Was verlange ich von meinen Mitarbeitern? Was bin ich bereit zu geben? - Wer diese Fragen vor dem ersten Meeting mit der Belegschaft für sich beantwortet, wird es leichter haben als jemand, der völlig unbedarft und unvorbereitet in seine neue Rolle als Führungskraft schlüpft. "Man kann schon später noch Korrekturen vornehmen, aber das ist eine ungleich härtere Arbeit", gibt Stanzig zu bedenken.
Mit dem Chefauf ein Bier?
Mit den ehemaligen Kollegen nach Dienstschluss auf ein Bier gehen - geht das dann noch? Stanzig sieht keinen Grund, der dagegen spricht. Doch eines dürfe nicht vergessen werden: Man ist auch im Pub Chef und redet besser nicht schlecht über die Firma.

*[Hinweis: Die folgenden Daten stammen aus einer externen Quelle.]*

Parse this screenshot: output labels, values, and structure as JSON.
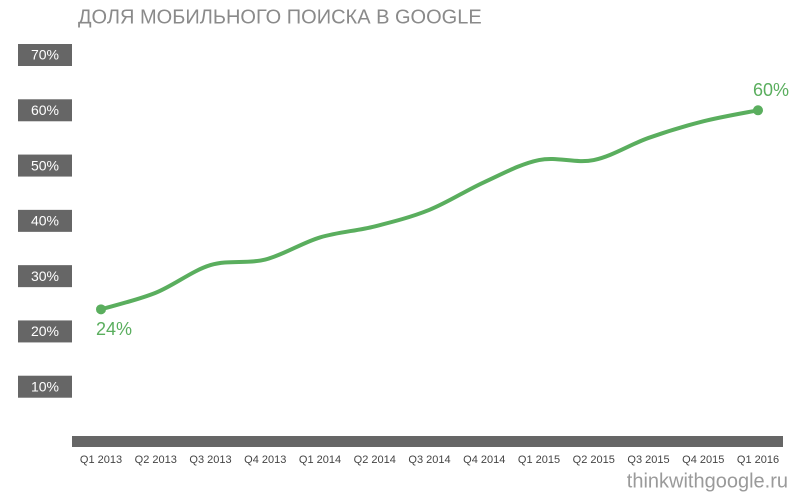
{
  "chart_data": {
    "type": "line",
    "title": "ДОЛЯ МОБИЛЬНОГО ПОИСКА В GOOGLE",
    "source": "thinkwithgoogle.ru",
    "categories": [
      "Q1 2013",
      "Q2 2013",
      "Q3 2013",
      "Q4 2013",
      "Q1 2014",
      "Q2 2014",
      "Q3 2014",
      "Q4 2014",
      "Q1 2015",
      "Q2 2015",
      "Q3 2015",
      "Q4 2015",
      "Q1 2016"
    ],
    "values": [
      24,
      27,
      32,
      33,
      37,
      39,
      42,
      47,
      51,
      51,
      55,
      58,
      60
    ],
    "value_labels": [
      "24%",
      null,
      null,
      null,
      null,
      null,
      null,
      null,
      null,
      null,
      null,
      null,
      "60%"
    ],
    "color": "#5aae5e",
    "ylim": [
      0,
      70
    ],
    "yticks": [
      {
        "value": 10,
        "label": "10%"
      },
      {
        "value": 20,
        "label": "20%"
      },
      {
        "value": 30,
        "label": "30%"
      },
      {
        "value": 40,
        "label": "40%"
      },
      {
        "value": 50,
        "label": "50%"
      },
      {
        "value": 60,
        "label": "60%"
      },
      {
        "value": 70,
        "label": "70%"
      }
    ],
    "grid": false
  }
}
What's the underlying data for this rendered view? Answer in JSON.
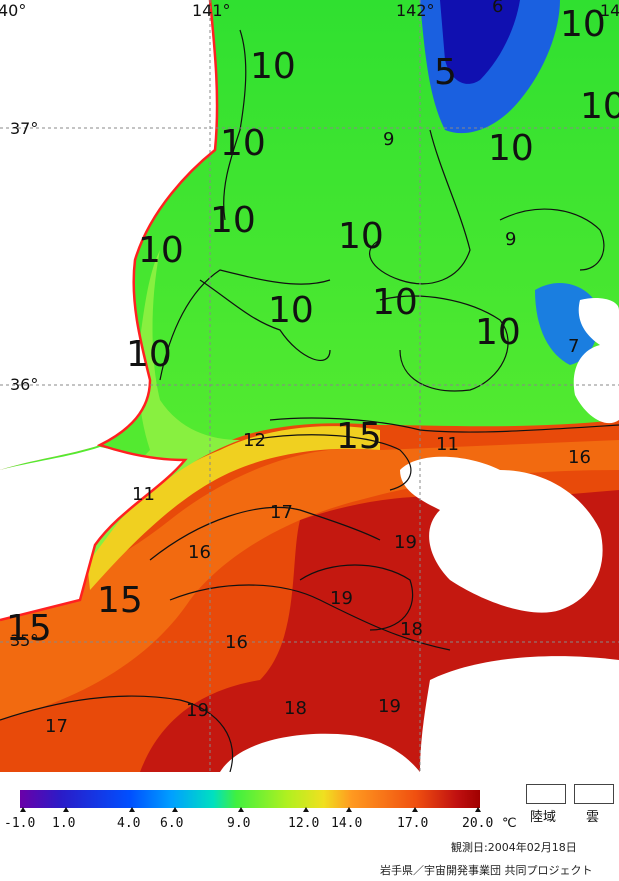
{
  "map": {
    "lon_labels": [
      "40°",
      "141°",
      "142°",
      "14"
    ],
    "lat_labels": [
      "37°",
      "36°",
      "35°"
    ],
    "contour_labels": {
      "ten": "10",
      "nine": "9",
      "five": "5",
      "six": "6",
      "seven": "7",
      "eleven": "11",
      "twelve": "12",
      "fifteen": "15",
      "sixteen": "16",
      "seventeen": "17",
      "eighteen": "18",
      "nineteen": "19"
    }
  },
  "legend": {
    "colorbar_stops": [
      "#6a00a8",
      "#2a1cc8",
      "#0050ff",
      "#00a0ff",
      "#00e0c0",
      "#40f040",
      "#b0f020",
      "#f0e020",
      "#ff9a20",
      "#f05010",
      "#c01010",
      "#a00000"
    ],
    "ticks": [
      "-1.0",
      "1.0",
      "4.0",
      "6.0",
      "9.0",
      "12.0",
      "14.0",
      "17.0",
      "20.0"
    ],
    "unit": "℃",
    "land_label": "陸域",
    "cloud_label": "雲",
    "observed": "観測日:2004年02月18日",
    "credit": "岩手県／宇宙開発事業団 共同プロジェクト"
  }
}
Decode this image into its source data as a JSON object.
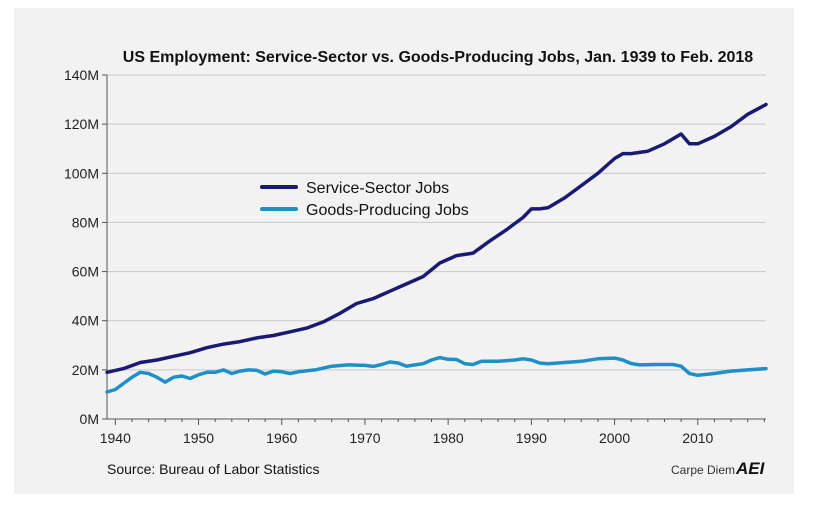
{
  "chart_data": {
    "type": "line",
    "title": "US Employment: Service-Sector vs. Goods-Producing Jobs, Jan. 1939 to Feb. 2018",
    "xlabel": "",
    "ylabel": "",
    "xlim": [
      1939,
      2018.2
    ],
    "ylim": [
      0,
      140
    ],
    "x_ticks": [
      1940,
      1950,
      1960,
      1970,
      1980,
      1990,
      2000,
      2010
    ],
    "y_ticks": [
      0,
      20,
      40,
      60,
      80,
      100,
      120,
      140
    ],
    "y_tick_labels": [
      "0M",
      "20M",
      "40M",
      "60M",
      "80M",
      "100M",
      "120M",
      "140M"
    ],
    "grid": "horizontal",
    "legend_position": "upper-left",
    "series": [
      {
        "name": "Service-Sector Jobs",
        "color": "#1a1a72",
        "points": [
          [
            1939,
            19
          ],
          [
            1941,
            20.5
          ],
          [
            1943,
            23
          ],
          [
            1945,
            24
          ],
          [
            1947,
            25.5
          ],
          [
            1949,
            27
          ],
          [
            1951,
            29
          ],
          [
            1953,
            30.5
          ],
          [
            1955,
            31.5
          ],
          [
            1957,
            33
          ],
          [
            1959,
            34
          ],
          [
            1961,
            35.5
          ],
          [
            1963,
            37
          ],
          [
            1965,
            39.5
          ],
          [
            1967,
            43
          ],
          [
            1969,
            47
          ],
          [
            1971,
            49
          ],
          [
            1973,
            52
          ],
          [
            1975,
            55
          ],
          [
            1977,
            58
          ],
          [
            1979,
            63.5
          ],
          [
            1981,
            66.5
          ],
          [
            1982,
            67
          ],
          [
            1983,
            67.5
          ],
          [
            1985,
            72.5
          ],
          [
            1987,
            77
          ],
          [
            1989,
            82
          ],
          [
            1990,
            85.5
          ],
          [
            1991,
            85.5
          ],
          [
            1992,
            86
          ],
          [
            1994,
            90
          ],
          [
            1996,
            95
          ],
          [
            1998,
            100
          ],
          [
            2000,
            106
          ],
          [
            2001,
            108
          ],
          [
            2002,
            108
          ],
          [
            2004,
            109
          ],
          [
            2006,
            112
          ],
          [
            2007,
            114
          ],
          [
            2008,
            116
          ],
          [
            2009,
            112
          ],
          [
            2010,
            112
          ],
          [
            2012,
            115
          ],
          [
            2014,
            119
          ],
          [
            2016,
            124
          ],
          [
            2018.2,
            128
          ]
        ]
      },
      {
        "name": "Goods-Producing Jobs",
        "color": "#1e8fc9",
        "points": [
          [
            1939,
            11
          ],
          [
            1940,
            12
          ],
          [
            1941,
            14.5
          ],
          [
            1942,
            17
          ],
          [
            1943,
            19
          ],
          [
            1944,
            18.5
          ],
          [
            1945,
            17
          ],
          [
            1946,
            15
          ],
          [
            1947,
            17
          ],
          [
            1948,
            17.5
          ],
          [
            1949,
            16.5
          ],
          [
            1950,
            18
          ],
          [
            1951,
            19
          ],
          [
            1952,
            19
          ],
          [
            1953,
            20
          ],
          [
            1954,
            18.5
          ],
          [
            1955,
            19.5
          ],
          [
            1956,
            20
          ],
          [
            1957,
            19.8
          ],
          [
            1958,
            18.3
          ],
          [
            1959,
            19.5
          ],
          [
            1960,
            19.2
          ],
          [
            1961,
            18.5
          ],
          [
            1962,
            19.2
          ],
          [
            1964,
            20
          ],
          [
            1966,
            21.5
          ],
          [
            1968,
            22
          ],
          [
            1970,
            21.8
          ],
          [
            1971,
            21.4
          ],
          [
            1972,
            22.2
          ],
          [
            1973,
            23.2
          ],
          [
            1974,
            22.8
          ],
          [
            1975,
            21.5
          ],
          [
            1976,
            22
          ],
          [
            1977,
            22.5
          ],
          [
            1978,
            24
          ],
          [
            1979,
            25
          ],
          [
            1980,
            24.3
          ],
          [
            1981,
            24.2
          ],
          [
            1982,
            22.5
          ],
          [
            1983,
            22.2
          ],
          [
            1984,
            23.5
          ],
          [
            1986,
            23.5
          ],
          [
            1988,
            24
          ],
          [
            1989,
            24.5
          ],
          [
            1990,
            24
          ],
          [
            1991,
            22.8
          ],
          [
            1992,
            22.5
          ],
          [
            1994,
            23
          ],
          [
            1996,
            23.5
          ],
          [
            1998,
            24.5
          ],
          [
            2000,
            24.8
          ],
          [
            2001,
            24
          ],
          [
            2002,
            22.6
          ],
          [
            2003,
            22
          ],
          [
            2005,
            22.2
          ],
          [
            2007,
            22.2
          ],
          [
            2008,
            21.5
          ],
          [
            2009,
            18.5
          ],
          [
            2010,
            17.8
          ],
          [
            2012,
            18.5
          ],
          [
            2014,
            19.5
          ],
          [
            2016,
            20
          ],
          [
            2018.2,
            20.5
          ]
        ]
      }
    ]
  },
  "source": "Source: Bureau of Labor Statistics",
  "brand": {
    "name": "Carpe Diem",
    "logo_text": "AEI"
  }
}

Denn die Funktion als Führungskraft, ist sie einmal festgelegt, verlange, dass man im Sinne des Unternehmens denkt.
In den Köpfen der anderen dauert es meist länger, bis die neue Hierarchie anerkannt wird. Stanzig: "Der Lehrling bleibt immer der Lehrling, auch wenn er jetzt der Chef ist." Hier könne die Geschäftsleitung helfen, indem sie dem "Neuen" Rückendeckung gibt.